Un triplice omicidio irrisolto

Dopo 29 anni si sono finalmente chiarite le dinamiche dietro il triplice omidicio. Sangue innocente è stato versato e proprio a Cirino Catalano il Comune di Lentini aveva dedicato una targa come vittima innocente di mafia. E' emerso anche che Salvatore Motta non c'entrava nulla, non era il bersaglio del commando.

Proprio quest'ultimo prima di morire, in ambulanza, aveva pronunciato una frase emblematica: "Possibile che uno non si può prendere nemmeno un caffé". Diverse e concordanti sono state le testimonianze dei collaboratori di giustizia Francesco Squillaci, Vincenzo Piazza (appartenente al clan lentinese dei Nardo), Ferdinando Maccarrone nell'inquadrare mandanti, motivazioni e modalità degli omicidi.

Indagati sono Nunzio Cocuzza e Francesco Maccarrone, che sarebbero gli esecutori materiali, Sebastiano Nardo e Giuseppe Squillaci. Il tutto nasce su volontà del clan Nardo di Lentini, alleato con Cosa Nostra catanese. Il reggente lentinese chiede proprio a Giuseppe Squillaci di intercedere con i vertici etnei per organizzare una spedizione ed eliminare i pericolosi concorrenti sul territorio, promettendo di ricambiare il favore.

L'ok arriva da Aldo Ercolano che invia il gruppo di fuoco con Cocuzza e Maccarrone per individuare la vittima e le sue abitudini. Sambasile, che aveva precedenti per droga, era il cognato di Francesco Corso detto "u masculuni"  ucciso nel 1989 proprio dal clan Nardo. Nonostante ciò Sambasile continuava a trafficare droga ed era stato fermato, poco prima dell'omicidio, dalle forze dell'ordine che lo avevano trovato in possesso di diverse munizioni.

La tragica casualità

Sambasile, la vittima designata, di solito si incontrava con altri due "suoi" uomini nel bar Golden di Lentini: Ercole Modica e Agatino Amato. I catanesi quindi partono per eliminare tre persone che davano fastidio ai sodali lentinesi ed effettivamente giunti sul posto trovano tre persone dentro il bar e scambiano, probabilmente, Catalano e Motta per gli "amici" di Sambasile non conoscendone le fattezze. Inoltre lo stesso Motta era imparentato, pur senza avere ruoli criminali, con Giuseppe Furnò del clan Nardo, circostanza che aveva creato tensione tra lentinesi e catanesi dopo che si erano accorti del tragico errore e dell'omicidio del giovane che non era un bersaglio e non era coinvolto in affari illeciti.

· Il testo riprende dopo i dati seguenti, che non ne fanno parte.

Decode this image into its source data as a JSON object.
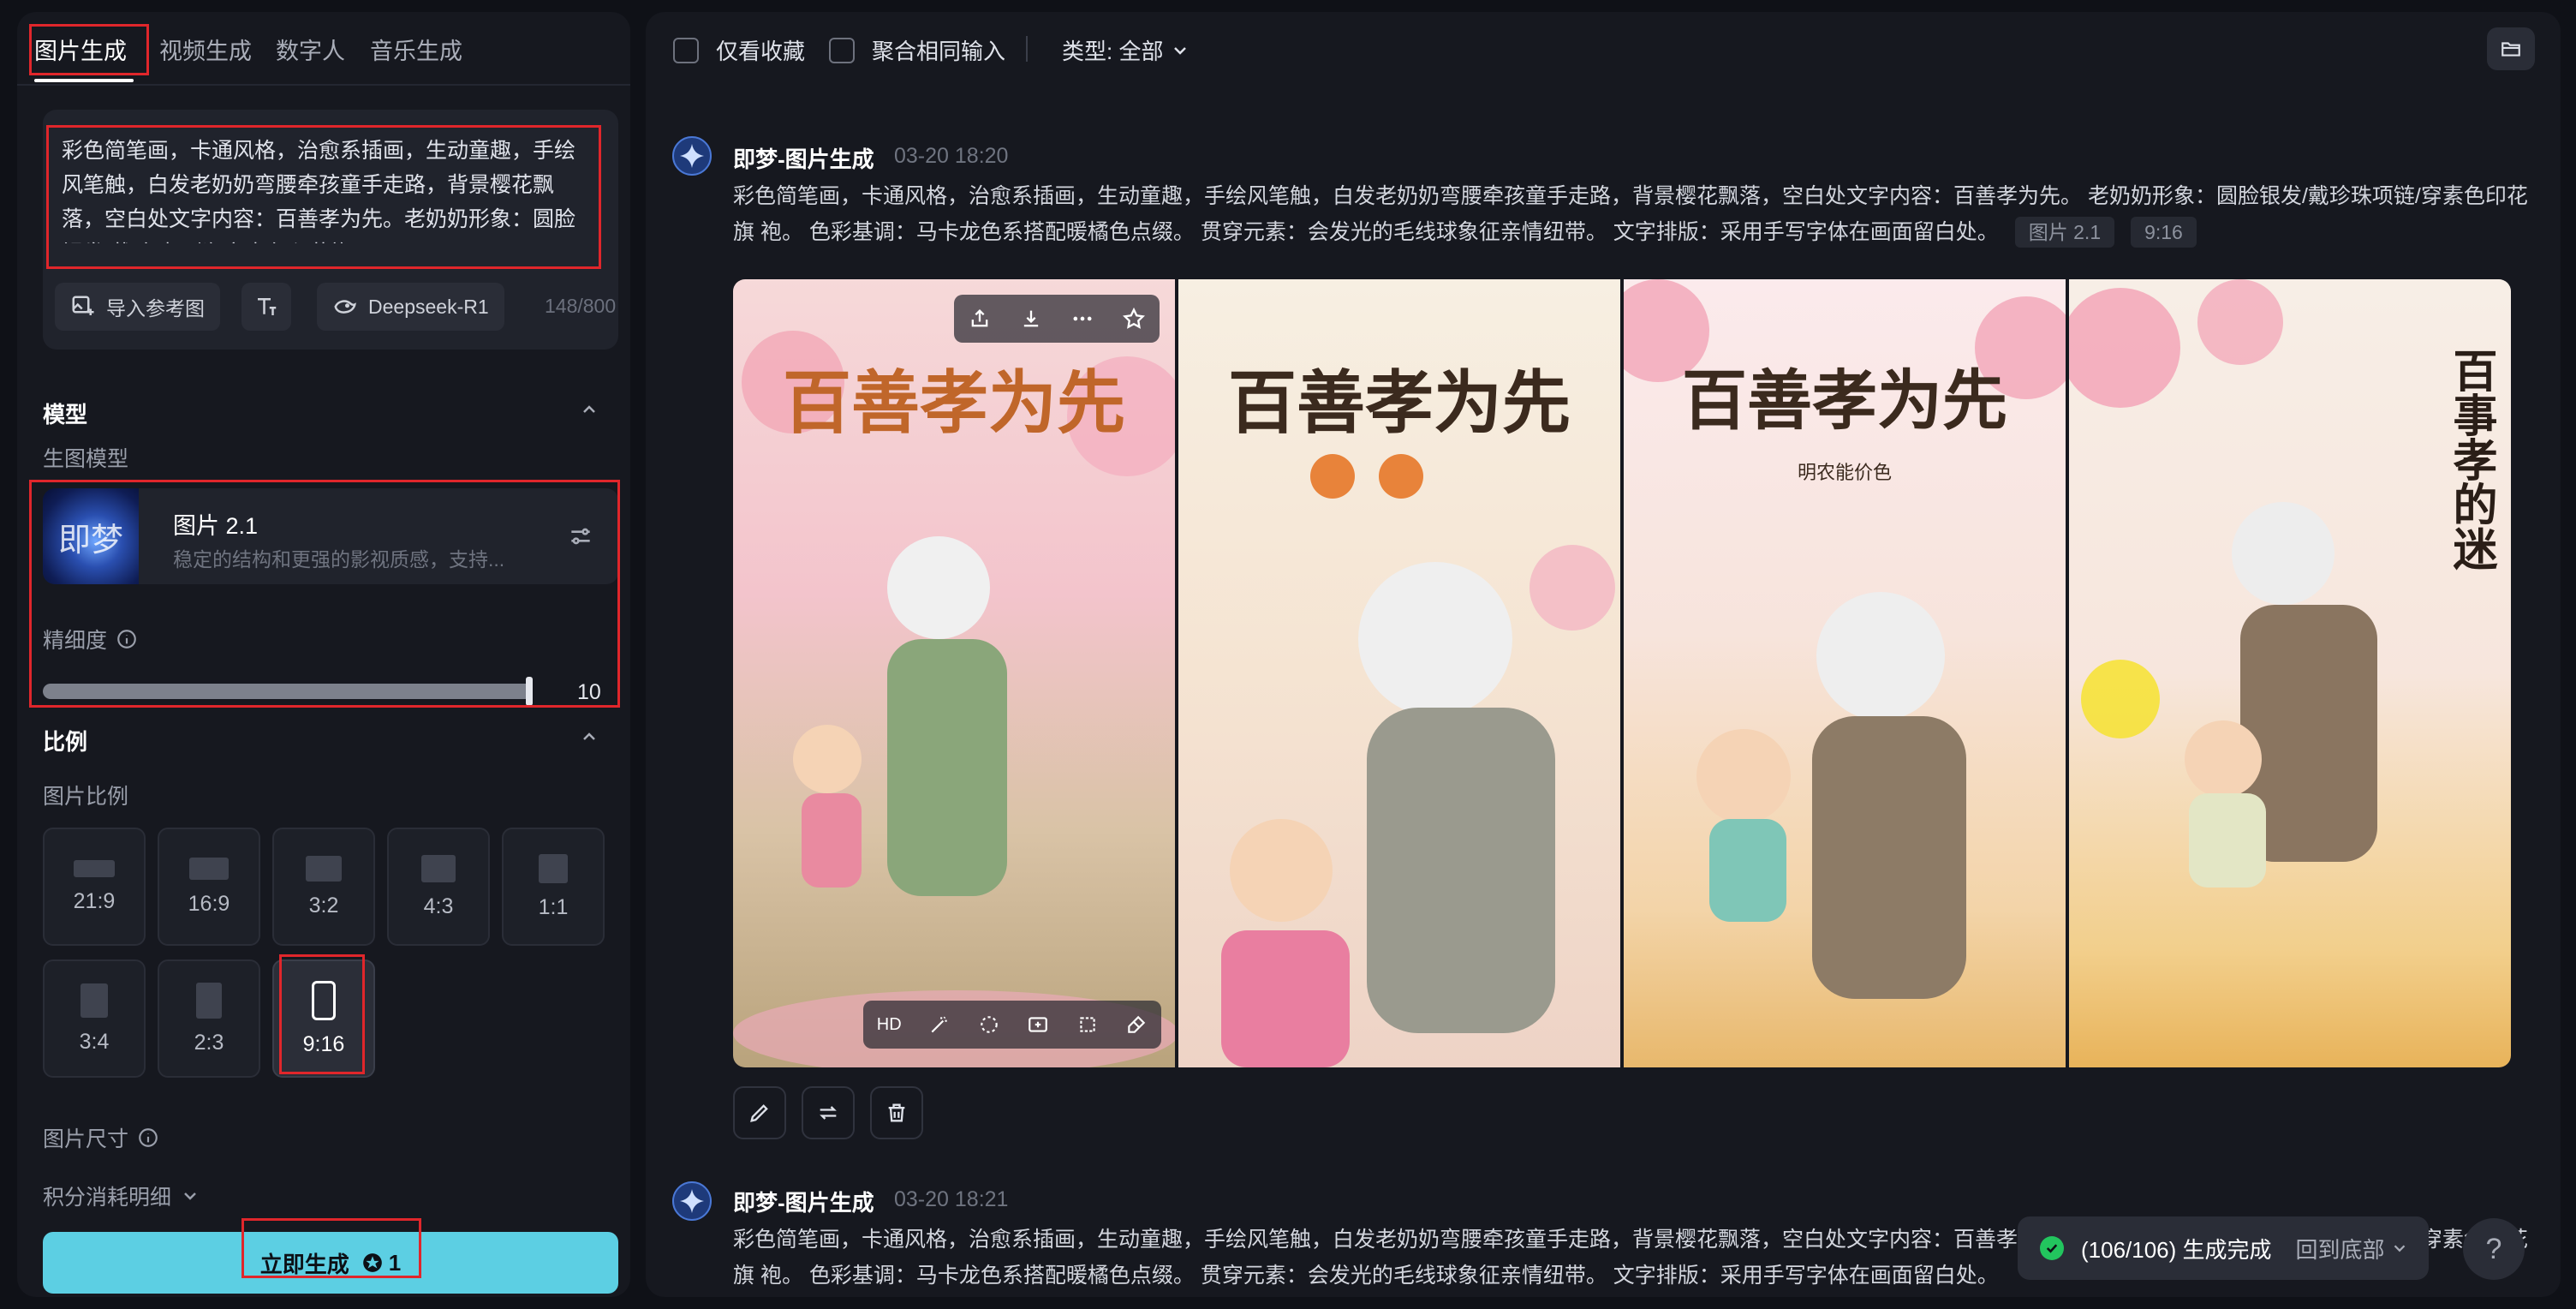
{
  "left": {
    "tabs": [
      "图片生成",
      "视频生成",
      "数字人",
      "音乐生成"
    ],
    "prompt": {
      "text": "彩色简笔画，卡通风格，治愈系插画，生动童趣，手绘风笔触，白发老奶奶弯腰牵孩童手走路，背景樱花飘落，空白处文字内容：百善孝为先。老奶奶形象：圆脸银发/戴珍珠项链/穿素色印花旗",
      "import_ref": "导入参考图",
      "model_chip": "Deepseek-R1",
      "count": "148/800"
    },
    "model_section": {
      "title": "模型",
      "sub": "生图模型",
      "thumb_text": "即梦",
      "name": "图片 2.1",
      "desc": "稳定的结构和更强的影视质感，支持...",
      "precision_label": "精细度",
      "precision_value": "10",
      "precision_fraction": 1.0
    },
    "ratio_section": {
      "title": "比例",
      "sub": "图片比例",
      "ratios": [
        "21:9",
        "16:9",
        "3:2",
        "4:3",
        "1:1",
        "3:4",
        "2:3",
        "9:16"
      ],
      "selected": "9:16"
    },
    "size_label": "图片尺寸",
    "cost_label": "积分消耗明细",
    "generate": {
      "label": "立即生成",
      "cost": "1"
    }
  },
  "right": {
    "filters": {
      "fav_only": "仅看收藏",
      "merge": "聚合相同输入",
      "type": "类型: 全部"
    },
    "messages": [
      {
        "author": "即梦-图片生成",
        "time": "03-20  18:20",
        "text": "彩色简笔画，卡通风格，治愈系插画，生动童趣，手绘风笔触，白发老奶奶弯腰牵孩童手走路，背景樱花飘落，空白处文字内容：百善孝为先。 老奶奶形象：圆脸银发/戴珍珠项链/穿素色印花旗 袍。 色彩基调：马卡龙色系搭配暖橘色点缀。 贯穿元素：会发光的毛线球象征亲情纽带。 文字排版：采用手写字体在画面留白处。",
        "tags": [
          "图片 2.1",
          "9:16"
        ],
        "image_titles": [
          "百善孝为先",
          "百善孝为先",
          "百善孝为先",
          "百事孝的迷"
        ],
        "image_sub": "明农能价色",
        "hd": "HD"
      },
      {
        "author": "即梦-图片生成",
        "time": "03-20  18:21",
        "text": "彩色简笔画，卡通风格，治愈系插画，生动童趣，手绘风笔触，白发老奶奶弯腰牵孩童手走路，背景樱花飘落，空白处文字内容：百善孝为先。 老奶奶形象：圆脸银发/戴珍珠项链/穿素色印花旗 袍。 色彩基调：马卡龙色系搭配暖橘色点缀。 贯穿元素：会发光的毛线球象征亲情纽带。 文字排版：采用手写字体在画面留白处。"
      }
    ],
    "toast": {
      "status": "(106/106) 生成完成",
      "back": "回到底部"
    },
    "help": "?"
  },
  "colors": {
    "accent": "#5ccfe3",
    "highlight": "#e0262b",
    "success": "#22c55e"
  }
}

Ma per Cocuzza non era un problema colpire persone inermi: "Viri ca iu - diceva a chi gli aveva mosso appunti sull'azione di fuoco - quannu sparu, sparu...ca con me non se ne va nessuno". Così per un caffé e un tragica causalità sono morti due ragazzi innocenti.

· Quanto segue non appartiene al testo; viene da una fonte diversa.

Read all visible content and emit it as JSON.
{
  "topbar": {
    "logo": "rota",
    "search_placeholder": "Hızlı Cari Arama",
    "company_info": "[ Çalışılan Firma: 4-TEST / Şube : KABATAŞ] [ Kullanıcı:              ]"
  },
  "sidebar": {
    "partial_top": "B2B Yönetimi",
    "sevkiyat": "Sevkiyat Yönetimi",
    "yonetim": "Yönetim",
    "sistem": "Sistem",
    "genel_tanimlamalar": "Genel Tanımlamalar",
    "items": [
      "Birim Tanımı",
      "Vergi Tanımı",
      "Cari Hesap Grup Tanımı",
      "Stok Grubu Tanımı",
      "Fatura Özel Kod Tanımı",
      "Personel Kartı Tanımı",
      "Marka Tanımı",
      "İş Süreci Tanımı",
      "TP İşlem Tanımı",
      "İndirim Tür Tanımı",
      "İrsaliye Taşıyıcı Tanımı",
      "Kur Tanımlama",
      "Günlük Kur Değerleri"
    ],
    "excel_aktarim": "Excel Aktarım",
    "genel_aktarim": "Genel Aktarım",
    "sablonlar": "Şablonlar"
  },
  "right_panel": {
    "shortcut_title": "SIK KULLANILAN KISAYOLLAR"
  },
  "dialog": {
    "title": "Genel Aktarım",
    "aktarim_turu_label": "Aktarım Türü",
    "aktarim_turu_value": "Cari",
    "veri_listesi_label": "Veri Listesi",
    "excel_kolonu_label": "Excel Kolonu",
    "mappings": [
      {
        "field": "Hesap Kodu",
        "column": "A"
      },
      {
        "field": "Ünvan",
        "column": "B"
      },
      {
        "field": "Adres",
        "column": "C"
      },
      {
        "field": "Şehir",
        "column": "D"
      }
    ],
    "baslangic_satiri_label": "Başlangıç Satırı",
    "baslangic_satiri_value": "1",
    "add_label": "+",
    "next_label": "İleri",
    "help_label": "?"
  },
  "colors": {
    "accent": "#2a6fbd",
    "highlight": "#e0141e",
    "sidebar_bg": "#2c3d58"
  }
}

A oltraggiare la memoria di Cirino Catalano, quattro anni fa, erano stati dei ragazzini che avevano ricoperto di escrementi la targa che gli aveva dedicato l'amministrazione comunale, con altre vittime innocenti della mafia. L'ennesimo affronto a una giovane vita spezzata per uno scambio di persona.